Bank of England governor Andrew Bailey has raised the possibility of increasing interest rates by half a percentage point in early August as he toughened further the central bank’s language on battling rising prices.
Bailey said the central bank’s Monetary Policy Committee had an “absolute priority” to bring inflation back down to its 2 per cent target and currently faced the “largest challenge” to inflation control since the bank gained independence on setting interest rates in 1997.
With June inflation figures likely to rise to another 40-year high of at least 9.3 per cent on Wednesday, Bailey set out the policy options under consideration by the MPC.
A half-percentage-point interest rate rise would be largest since 1995. The governor also raised the BoE’s thinking for the first time on selling some of the assets it bought under the rounds of quantitative easing since 2009.
“In simple terms this means that a 50 basis point increase will be among the choices on the table when we next meet,” Bailey told an audience of financial and business leaders at the annual Mansion House dinner in the City of London.
Financial markets increasingly expect the European Central Bank to increase its main interest rates also by half a percentage point on Thursday.
Bailey said there was no guarantee the increase would be that large, adding that the committee would have to take into account the easing of global supply-chain bottlenecks as well as higher gas, food and fuel prices following Russia’s invasion of Ukraine.

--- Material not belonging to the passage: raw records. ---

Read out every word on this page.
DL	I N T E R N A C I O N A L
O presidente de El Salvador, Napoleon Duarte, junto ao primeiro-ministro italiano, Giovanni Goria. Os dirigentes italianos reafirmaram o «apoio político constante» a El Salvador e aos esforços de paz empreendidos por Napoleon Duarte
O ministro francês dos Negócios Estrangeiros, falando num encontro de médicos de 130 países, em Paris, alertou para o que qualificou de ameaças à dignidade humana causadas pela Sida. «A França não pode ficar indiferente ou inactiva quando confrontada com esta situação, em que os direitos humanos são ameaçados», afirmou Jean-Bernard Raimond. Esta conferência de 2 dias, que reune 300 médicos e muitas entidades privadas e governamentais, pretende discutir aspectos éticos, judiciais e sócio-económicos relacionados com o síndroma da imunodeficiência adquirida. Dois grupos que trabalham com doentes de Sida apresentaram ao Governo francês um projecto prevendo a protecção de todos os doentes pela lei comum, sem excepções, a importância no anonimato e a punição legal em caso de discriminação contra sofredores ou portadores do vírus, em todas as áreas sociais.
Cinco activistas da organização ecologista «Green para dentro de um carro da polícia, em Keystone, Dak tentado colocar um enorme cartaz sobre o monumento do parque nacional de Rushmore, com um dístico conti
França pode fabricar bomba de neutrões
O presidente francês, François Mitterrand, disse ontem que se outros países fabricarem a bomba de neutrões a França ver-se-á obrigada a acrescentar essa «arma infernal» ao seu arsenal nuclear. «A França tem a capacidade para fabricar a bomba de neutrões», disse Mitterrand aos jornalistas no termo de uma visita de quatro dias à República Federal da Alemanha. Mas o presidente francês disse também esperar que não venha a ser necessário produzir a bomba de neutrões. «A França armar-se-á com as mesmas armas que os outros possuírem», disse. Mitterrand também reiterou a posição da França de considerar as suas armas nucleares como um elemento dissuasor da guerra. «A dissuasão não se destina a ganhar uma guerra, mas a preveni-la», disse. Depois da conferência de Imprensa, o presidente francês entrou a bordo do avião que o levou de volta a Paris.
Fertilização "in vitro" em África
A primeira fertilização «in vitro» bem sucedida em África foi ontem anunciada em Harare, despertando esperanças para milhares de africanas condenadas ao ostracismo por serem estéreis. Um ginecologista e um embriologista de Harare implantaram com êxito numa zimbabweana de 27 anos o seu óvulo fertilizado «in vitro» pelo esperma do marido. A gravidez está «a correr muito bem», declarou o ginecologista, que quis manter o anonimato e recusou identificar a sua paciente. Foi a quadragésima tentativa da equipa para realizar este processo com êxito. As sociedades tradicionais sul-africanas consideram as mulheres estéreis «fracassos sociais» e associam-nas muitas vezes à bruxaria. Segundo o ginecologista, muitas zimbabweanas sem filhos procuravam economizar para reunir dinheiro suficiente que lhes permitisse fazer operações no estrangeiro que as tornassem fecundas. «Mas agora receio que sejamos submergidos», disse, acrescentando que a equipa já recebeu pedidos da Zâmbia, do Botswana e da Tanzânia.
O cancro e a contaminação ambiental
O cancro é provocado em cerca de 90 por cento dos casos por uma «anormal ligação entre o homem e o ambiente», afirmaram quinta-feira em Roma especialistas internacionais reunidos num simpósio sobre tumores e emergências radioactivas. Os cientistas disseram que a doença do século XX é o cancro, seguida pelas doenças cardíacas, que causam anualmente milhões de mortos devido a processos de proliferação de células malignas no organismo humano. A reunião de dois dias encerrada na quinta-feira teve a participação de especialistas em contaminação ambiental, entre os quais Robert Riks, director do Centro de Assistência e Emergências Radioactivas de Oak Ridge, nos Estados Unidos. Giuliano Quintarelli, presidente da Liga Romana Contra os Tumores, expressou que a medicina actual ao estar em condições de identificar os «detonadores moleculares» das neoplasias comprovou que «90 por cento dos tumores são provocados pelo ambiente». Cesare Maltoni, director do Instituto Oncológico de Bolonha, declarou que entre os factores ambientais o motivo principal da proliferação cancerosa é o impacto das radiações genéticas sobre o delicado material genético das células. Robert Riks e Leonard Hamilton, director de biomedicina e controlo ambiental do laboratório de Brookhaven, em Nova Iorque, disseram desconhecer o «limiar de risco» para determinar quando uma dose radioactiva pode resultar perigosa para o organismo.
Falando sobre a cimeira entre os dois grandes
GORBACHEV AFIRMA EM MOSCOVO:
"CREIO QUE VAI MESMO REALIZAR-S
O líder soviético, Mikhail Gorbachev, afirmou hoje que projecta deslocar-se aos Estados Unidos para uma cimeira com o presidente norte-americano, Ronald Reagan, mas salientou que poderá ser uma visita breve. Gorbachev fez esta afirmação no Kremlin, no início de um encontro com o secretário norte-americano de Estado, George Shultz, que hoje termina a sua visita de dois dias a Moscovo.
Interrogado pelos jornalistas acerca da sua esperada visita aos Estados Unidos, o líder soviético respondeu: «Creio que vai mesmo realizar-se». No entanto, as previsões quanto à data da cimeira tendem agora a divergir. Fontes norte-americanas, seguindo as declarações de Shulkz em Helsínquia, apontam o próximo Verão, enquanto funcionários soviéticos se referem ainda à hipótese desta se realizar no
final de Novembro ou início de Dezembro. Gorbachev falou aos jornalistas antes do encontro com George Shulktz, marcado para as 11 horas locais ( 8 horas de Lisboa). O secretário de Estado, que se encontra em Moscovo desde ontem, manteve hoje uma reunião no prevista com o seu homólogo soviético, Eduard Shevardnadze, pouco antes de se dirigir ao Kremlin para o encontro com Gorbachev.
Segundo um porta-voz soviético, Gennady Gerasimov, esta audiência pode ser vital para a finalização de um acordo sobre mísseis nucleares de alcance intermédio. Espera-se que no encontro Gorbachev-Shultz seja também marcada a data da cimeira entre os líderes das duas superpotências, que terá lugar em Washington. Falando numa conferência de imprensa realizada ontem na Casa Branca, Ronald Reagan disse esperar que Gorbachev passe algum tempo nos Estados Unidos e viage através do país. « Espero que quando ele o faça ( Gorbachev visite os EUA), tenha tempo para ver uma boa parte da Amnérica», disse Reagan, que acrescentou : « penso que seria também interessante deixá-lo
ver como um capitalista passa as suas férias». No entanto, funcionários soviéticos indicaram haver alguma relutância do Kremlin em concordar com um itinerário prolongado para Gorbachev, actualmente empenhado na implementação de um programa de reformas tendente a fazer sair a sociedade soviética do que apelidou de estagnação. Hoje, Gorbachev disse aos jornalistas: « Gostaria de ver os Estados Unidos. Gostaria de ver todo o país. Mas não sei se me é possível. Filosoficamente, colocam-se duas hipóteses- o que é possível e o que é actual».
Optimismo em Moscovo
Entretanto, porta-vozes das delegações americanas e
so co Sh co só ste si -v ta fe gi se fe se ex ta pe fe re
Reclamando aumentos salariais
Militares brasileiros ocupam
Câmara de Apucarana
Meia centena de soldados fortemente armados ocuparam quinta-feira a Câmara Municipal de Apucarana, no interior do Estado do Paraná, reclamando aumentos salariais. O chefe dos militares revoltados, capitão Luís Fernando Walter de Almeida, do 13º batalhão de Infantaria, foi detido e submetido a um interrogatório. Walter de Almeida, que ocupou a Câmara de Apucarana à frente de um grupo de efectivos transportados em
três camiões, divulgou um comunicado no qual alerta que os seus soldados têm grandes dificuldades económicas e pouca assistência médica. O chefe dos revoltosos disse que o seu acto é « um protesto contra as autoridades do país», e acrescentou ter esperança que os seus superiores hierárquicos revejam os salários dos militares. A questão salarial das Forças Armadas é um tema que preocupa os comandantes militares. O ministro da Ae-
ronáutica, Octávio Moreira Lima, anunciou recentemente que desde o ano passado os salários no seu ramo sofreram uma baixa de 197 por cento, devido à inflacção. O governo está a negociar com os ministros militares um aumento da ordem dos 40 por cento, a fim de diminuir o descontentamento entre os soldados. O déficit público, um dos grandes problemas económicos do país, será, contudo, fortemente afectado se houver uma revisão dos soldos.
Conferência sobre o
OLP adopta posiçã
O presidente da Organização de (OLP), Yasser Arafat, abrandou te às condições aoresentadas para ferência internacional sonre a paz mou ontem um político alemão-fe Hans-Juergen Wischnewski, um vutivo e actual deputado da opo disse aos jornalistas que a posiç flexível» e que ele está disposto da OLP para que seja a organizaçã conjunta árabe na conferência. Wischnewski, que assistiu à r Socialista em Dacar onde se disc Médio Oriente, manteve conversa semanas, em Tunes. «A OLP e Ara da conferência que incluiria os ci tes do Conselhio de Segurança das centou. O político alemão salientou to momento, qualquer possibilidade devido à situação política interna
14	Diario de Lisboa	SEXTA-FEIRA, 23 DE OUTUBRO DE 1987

“We have been clear that we see the balance of risks to inflation as on the upside,” Bailey said.
The governor acknowledged that interest rate rises would come at a time when people in the UK were becoming poorer and struggling over accessing basic necessities, saying the BoE had already taken this into account when it set monetary policy.
Regarding the sale of assets, Bailey set out quite an aggressive timetable for bringing down the level of government bonds it had bought, which peaked at £895bn.
“Based on analysis conducted in conjunction with colleagues at the debt management office, we are currently looking at a total reduction in the stock of gilts held . . . in the region of £50bn‐£100bn in the first year,” Bailey said.